Monday, September 30, 2024

Young American Men; A Lost Generation

I don’t have the precise reference, but I am confident that someone somewhere told us that women’s advancement would not be at the expense of men. A rising tide lifts all boats, they say.

Feminists might not have wanted to use the phrase, because it makes them sound stupid, but they have promised women that they could have it all. 

Feminists also promised that men, as soon as they got over their patriarchal toxic masculinity, would happily welcome women into the workplace and onto the battlefield. And they also told us that said men would happily do half the household chores. 

Anyway, contemporary feminism has been around for some five decades now, and women have never had it so good. At least, to be fair, if they do not mind being alone, without male partners. They have made progress in the world of work and warfare. And they have learned to hookup. Another victory for feminism.

One begins on this note because it is conspicuously absent from the most recent Wall Street Journal article on the sorry state of American men. To think that this has nothing to do with feminism is naive to an extreme. 

According to the Journal, these future masters of the universe, male chauvinist oppressors, incipient raging patriarchs have dropped out of school, can barely hold a job, are living at home and are helping Mom do the dishes.

The Journal reports:

Presented with a more-equal playing field, young women are seizing the opportunities in front of them, while young men are floundering. The phenomenon has developed over the past decade, but was supercharged by the pandemic, which derailed careers, schooling and isolated friends and families. The result has big implications for the economy.

Sorry to be the bearer of bad tidings, but we are not talking about a level playing field. We are seeing the outcome of the ongoing war against boys. Christina Hoff Sommers wrote about more than two decades ago, and apparently it persists. 

Boys are disparaged and denigrated. They attend schools run by women, for girls, and are brought up by enlightened mothers who refuse to let them be boys.  And when they suffer from any level of emotional distress they are sent packing, to a female therapist who wants them to get in touch with their feelings.

And of course, the full throated assault on the role of male breadwinner has left many young men confused, feeling useless. If a woman can do everything for herself by herself, why should he work to provide for her and for their children?

In her Journal piece, Rachel Wolfe mistakes the problem for the solution. She offers various forms of therapy as a cure for men’s failure as men. And therapy is hawking feminist and feminine values. 

“They’re not as able to talk about their feelings, so they are going to have fewer friendships with other men and suffer more psychologically,” says Niobe Way, a professor of developmental psychology at New York University.

It’s nice to have a professorial opinion, even if it is grossly wrong headed. Men do not connect with other men by sharing their feelings. Women do connect with other women by doing so.

Men connect with other men by participating in male dominant activities. Joining a bowling league, going to the ballgame, playing golf together, going fishing-- these forms of male bonding do not involve whining over the soup.

Wolfe offers another example of a man who has found the way to become more like a woman.
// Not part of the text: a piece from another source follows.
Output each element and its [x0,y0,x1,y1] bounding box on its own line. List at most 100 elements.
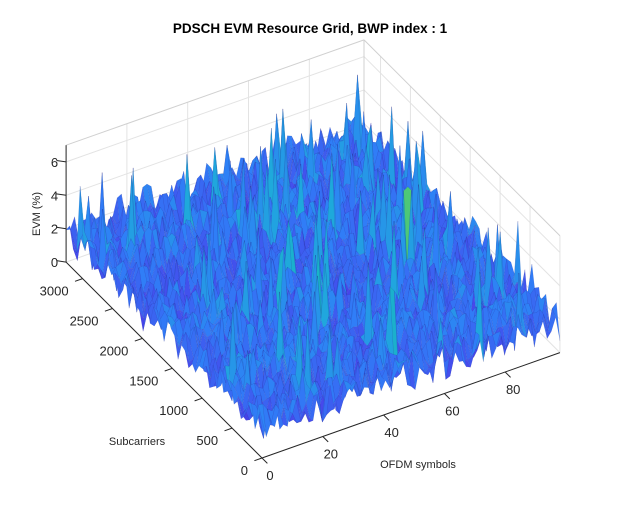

The man in question, a recovering alcoholic, has done therapy. From it, he learned about “emotional honesty.” If you join a baseball team or a military unit no one much cares about your emotional honesty. Everyone cares about how well you wear the uniform and follow the rules.

He has also overhauled his approach to friendship to prioritize emotional honesty. “It’s definitely a true stereotype that men say they’re fine instead of getting feedback and criticism and all the useful things you need to grow,” he says. And he has gone to individual and group therapy to overcome his depression.

Are we about to find a way out of this labyrinth? Apparently not.